Graph Neural Networks
Suppose we’re interested in the ogbgmolhiv dataset, which consists of roughly 40,000 molecules each with a binary label that indicates whether the molecule inhibits HIV virus replication. We’ll follow this jraph library example in predicting that label using a Graph Neural Network (GNN). In particular, we’ll focus on describing the forward pass of the model (see this colab).
We start by representing each molecule in the dataset as a graph where each vertex in the graph corresponds to an atom in the molecule and each edge corresponds to a bond between atoms. The dataset includes both vertex and edge features. For a single training example, the vertex feature matrix $\textbf{V}$ has a row for each vertex in the graph ($N^v$ vertices) and 9 columns (one for each vertex feature). The edge feature matrix $\textbf{E}$ has a row for each edge in the graph ($N^e$ edges) and 3 columns (one for each edge feature). Let $\textbf{v}_k$ denote the $k$th column of $\textbf{V}$ and $\textbf{e}_k$ denote the $k$th column of $\textbf{E}$. Each edge connects a sender vertex to a receiver vertex. A training example also includes vectors $\textbf{s}$ and $\textbf{r}$ where $s_k$ denotes the index of the row in $\textbf{V}$ associated with the sender vertex for the $k$th edge and $r_k$ denotes the index of the row in $\textbf{V}$ associated with the receiver vertex for the $k$th edge. An important property of this model is that it’s permutation invariant, i.e., it will give the same output for any ordering one chooses for the vertices and the edges to construct the input data.
The model proceeds in these steps (with notation inspired by Algorithm 1 in Battaglia et al 2018):

Embed the features: The first step is a linear layer to embed $\textbf{E}$ and a linear layer to embed $\textbf{V}$ in a space of dimension $d$. We use $\textbf{E}$ and $\textbf{V}$ to refer to the embedded matrices from here on out.
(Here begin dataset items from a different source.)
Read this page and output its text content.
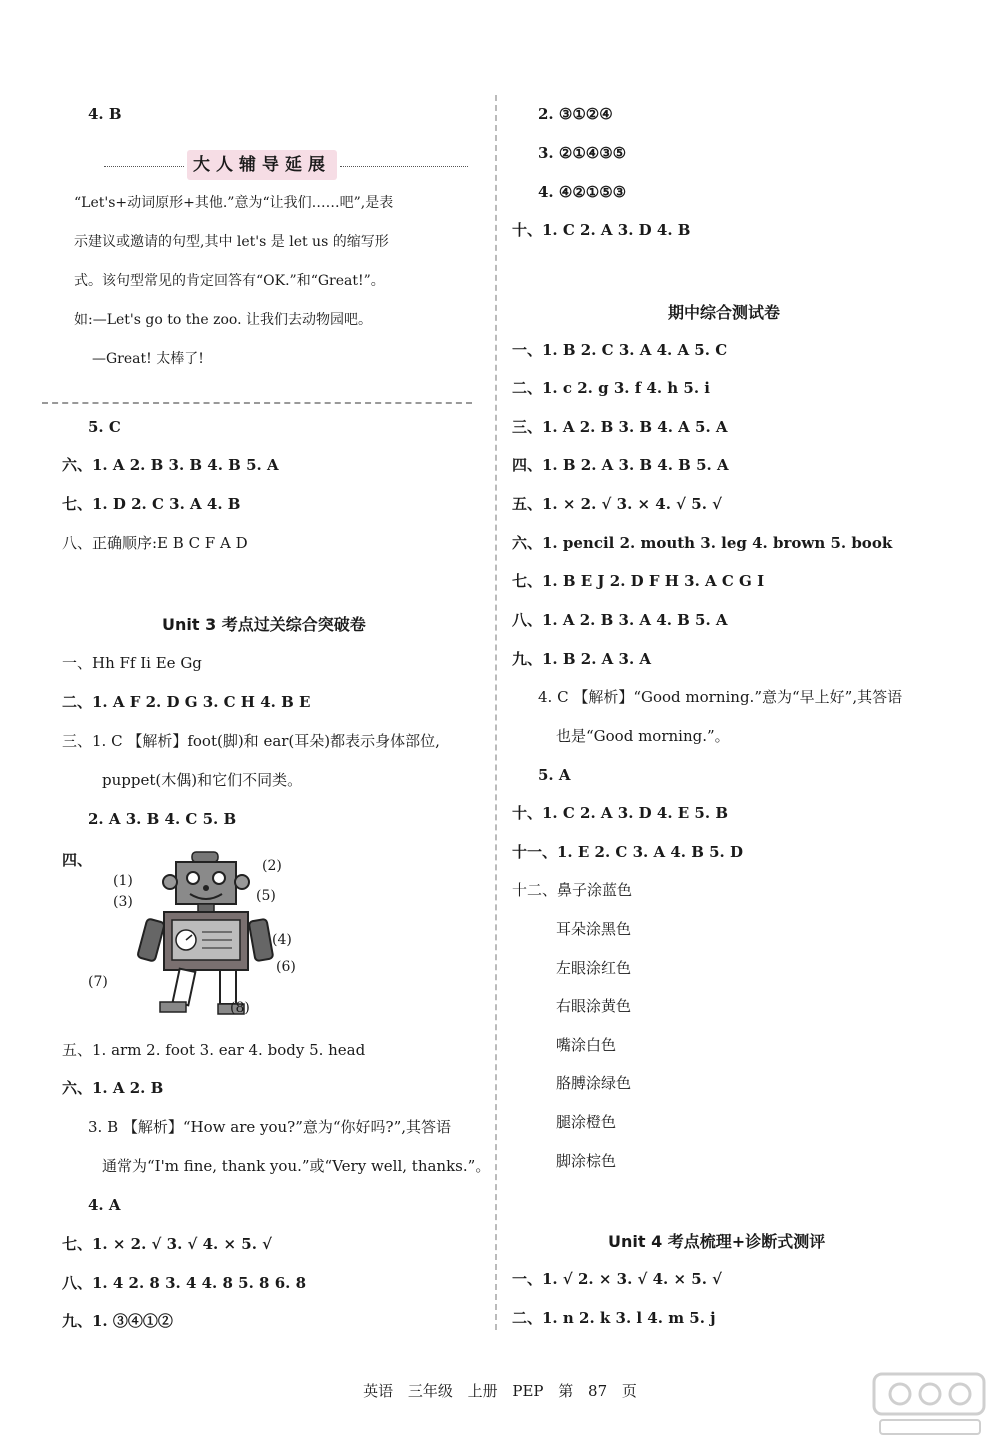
4. B
大人辅导延展
“Let's+动词原形+其他.”意为“让我们……吧”,是表
示建议或邀请的句型,其中 let's 是 let us 的缩写形
式。该句型常见的肯定回答有“OK.”和“Great!”。
如:—Let's go to the zoo. 让我们去动物园吧。
—Great! 太棒了!
5. C
六、1. A 2. B 3. B 4. B 5. A
七、1. D 2. C 3. A 4. B
八、正确顺序:E B C F A D
Unit 3 考点过关综合突破卷
一、Hh Ff Ii Ee Gg
二、1. A F 2. D G 3. C H 4. B E
三、1. C 【解析】foot(脚)和 ear(耳朵)都表示身体部位,
puppet(木偶)和它们不同类。
2. A 3. B 4. C 5. B
四、
(1)
(2)
(3)
(4)
(5)
(6)
(7)
(8)
五、1. arm 2. foot 3. ear 4. body 5. head
六、1. A 2. B
3. B 【解析】“How are you?”意为“你好吗?”,其答语
通常为“I'm fine, thank you.”或“Very well, thanks.”。
4. A
七、1. × 2. √ 3. √ 4. × 5. √
八、1. 4 2. 8 3. 4 4. 8 5. 8 6. 8
九、1. ③④①②
2. ③①②④
3. ②①④③⑤
4. ④②①⑤③
十、1. C 2. A 3. D 4. B
期中综合测试卷
一、1. B 2. C 3. A 4. A 5. C
二、1. c 2. g 3. f 4. h 5. i
三、1. A 2. B 3. B 4. A 5. A
四、1. B 2. A 3. B 4. B 5. A
五、1. × 2. √ 3. × 4. √ 5. √
六、1. pencil 2. mouth 3. leg 4. brown 5. book
七、1. B E J 2. D F H 3. A C G I
八、1. A 2. B 3. A 4. B 5. A
九、1. B 2. A 3. A
4. C 【解析】“Good morning.”意为“早上好”,其答语
也是“Good morning.”。
5. A
十、1. C 2. A 3. D 4. E 5. B
十一、1. E 2. C 3. A 4. B 5. D
十二、鼻子涂蓝色
耳朵涂黑色
左眼涂红色
右眼涂黄色
嘴涂白色
胳膊涂绿色
腿涂橙色
脚涂棕色
Unit 4 考点梳理+诊断式测评
一、1. √ 2. × 3. √ 4. × 5. √
二、1. n 2. k 3. l 4. m 5. j
英语 三年级 上册 PEP 第 87 页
Update the edge features: The next step is to compute an “updated” edge matrix. We form the matrices $\textbf{S}^{v}$ and $\textbf{R}^{v} \in \mathbb{R}^{N^e \times d}$ so that $\textbf{S}^{v}_{k, :} = \textbf{v}_{s_k}$ and $\textbf{R}^{v}_{k, :} = \textbf{v}_{r_k}$. The edge update function $\phi^{e}$ then takes $\textbf{E}$, $\textbf{S}^{v}$ and $\textbf{R}^{v}$ as input, concatenates them on the last dimension, and feeds the resulting matrix of shape $[N^e, 3 \dot d]$ through a neural network to get the updated edge matrix $\textbf{E}^{\prime}$ of shape $[N^e, d^{\prime}]$.
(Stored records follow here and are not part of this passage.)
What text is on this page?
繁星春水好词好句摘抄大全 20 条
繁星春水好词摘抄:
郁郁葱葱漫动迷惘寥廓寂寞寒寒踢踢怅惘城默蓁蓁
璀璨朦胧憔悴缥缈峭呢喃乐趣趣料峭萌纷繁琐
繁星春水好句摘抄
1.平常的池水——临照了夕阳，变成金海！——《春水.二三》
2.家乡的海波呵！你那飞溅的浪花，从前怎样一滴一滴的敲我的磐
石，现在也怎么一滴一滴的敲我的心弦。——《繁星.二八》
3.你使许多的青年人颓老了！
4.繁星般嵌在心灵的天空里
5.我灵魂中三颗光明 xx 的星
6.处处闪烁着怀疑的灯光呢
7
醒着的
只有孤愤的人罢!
Update the vertex features: In a similar vein, we also compute an updated vertex matrix. We form the matrices $\textbf{S}^{e}$ and $\textbf{R}^{e} \in \mathbb{R}^{N^v \times d}$ so that $\textbf{S}^{e}_{k, :} = \sum_{j : s_j = k} \textbf{e}_{j}$ and $\textbf{R}^{e}_{k, :} = \sum_{j : r_j = k} \textbf{e}_{j}$. Instead of taking the sum, we could take the mean or use any other permutation invariant aggregation function $\rho^{e \to v}$. The vertex update function $\phi^{v}$ then takes $\textbf{V}$, $\textbf{S}^{e}$ and $\textbf{R}^{e}$ as input, concatenates them on the last dimension and feeds the resulting matrix of shape $[N^v, 3 \dot d]$ through a neural network to get the updated vertex matrix $\textbf{V}^{\prime}$ of shape $[N^v, d^{\prime}]$.

Read out the aggregated vertex and edge features: We then aggregate the rows of $\textbf{V}^{\prime}$ with the function $\rho^{v \to u}$ to a get a vector $\textbf{v}^{u} \in \mathbb{R}^{d^{\prime}}$ that summarizes the vertices of the graph and aggregate the rows of $\textbf{E}^{\prime}$ with the function $\rho^{e \to u}$ to get a vector $\textbf{e}^{u} \in \mathbb{R}^{d^{\prime}}$ that summarizes the edges of the graph. The global update function $\phi^{u}$ then takes $\textbf{v}^{u}$ and $\textbf{e}^{u}$ as input, concatenates them and uses the resulting vector as features in a logistic regression layer.
We can operate on a batch of graphs by embedding each of the graphs into a larger graph that contains them and using the same model described above with care taken to aggregate vertex and edge features only within subgraphs (the jraph implementation achieves this by using jax.ops.segment_sum for the aggregation functions).